I’m not sure that is the case, since a commercial establishment would require zoning from Lakewood or Crystal Lake. The chance is zero that Lakewood would allow a business on a lake lot and I think the last commercial establishment on the North Shore was a bar that is now a home site.

There was a bar on the North Shore when we moved here in 1958. I came back from some early morning West End fishing and found a dead guy washed up at the Main Beach boat ramp. He apparently fell out of a row boat owned by the guy with the park district concession on the way back from the bar where the two were drinking. The concessionaire didn’t realized his buddy was missing. I believe the lot now has a home on it.

In any event, regulation of the use of the lake bottom is now in play.

Reimer mentioned one of the topics could be length and size of piers.

“There needs to be some kind of a permitting process,” he told me.
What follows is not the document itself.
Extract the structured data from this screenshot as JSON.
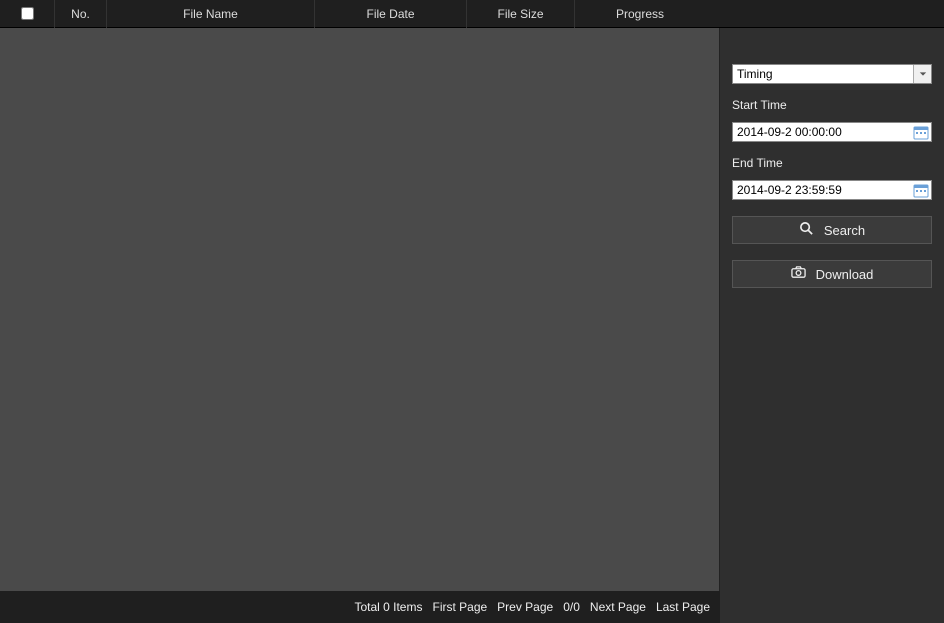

This spring the park board has been publicly chaffing at its lack of vote on the Lake Management Committee. Park Board President Mike Zellman made the pitch to the Crystal Lake Council.

For a decade of so, regulation of use of the lake has been governed by an intergovernmental agreement between the Village of Lakewood and the City of Crystal Lake.

Most on the Crystal Lake City Council saw no problem with adding the park board, but the Lakewood Village Board apparently thought there was no reason to give up the power it now has to protect its South Shore constituents’ rights to use their five beaches and the lake surface, where police power is exerted by the two municipalities.

Most of Crystal Lake is actually located within the boundaries Village of Lakewood, as you can see from the above map. You can see that most of the lake that can be used for water skiing or tubing is within the boundaries of Lakewood.

Lakewood now polices the lake.

This makes logistical sense since the Lakewood Village Hall is on the lake front next to West Beach.

There have been complaints, however, that the patrol issued only warning tickets last year. Surely, some of the offenses were worthy of a citation, the argument goes.

Lakewood residents foresee a 2-1 vote situation where the control is by the two other governments, the vast majority of whose residents never use the lake. They remember the multi-decade effort by park board members to ban power boats from Crystal Lake.

When it became obvious during last August’s flooding that boat wakes were harming lake front property, especially on the North Shore, it was the park district that took the initiative to ask the Crystal Lake City Council and the Lakewood Village Board to issue a “no wake” rule.

Reimer pointed out that the park district got the complaints, but had no power to remedy the problem.

= = = = =
CCAPOA’s Gate 9 pier can be seen on top. Gate 3’s pier is seen empty right after installation in 2008 and full during the flooding in August 2007. I’m told the
concrete structures in the foreground were part of the ice house operation. Below is Crystal Lake Park Board President Mike Zellman urging the Crystal Lake City Council to talk about adding the park district to the Joint Lake Management Committee. Below is a map of Crystal Lake, the lake, showing only the northernmost and eastern section right in front of the Main Beach actually being in the City of Crystal Lake. At the bottom are pictures of the Lakewood Village Hall and the patrol boat on one of the days last August when Crystal Lake was so high. All pictures can be enlarged by clicking on them. The bottom picture was taken May 6, 2008, the day the temperature was over 80 degrees. The boat and skier are in front of the Main Beach Park nearer than not to the outlet.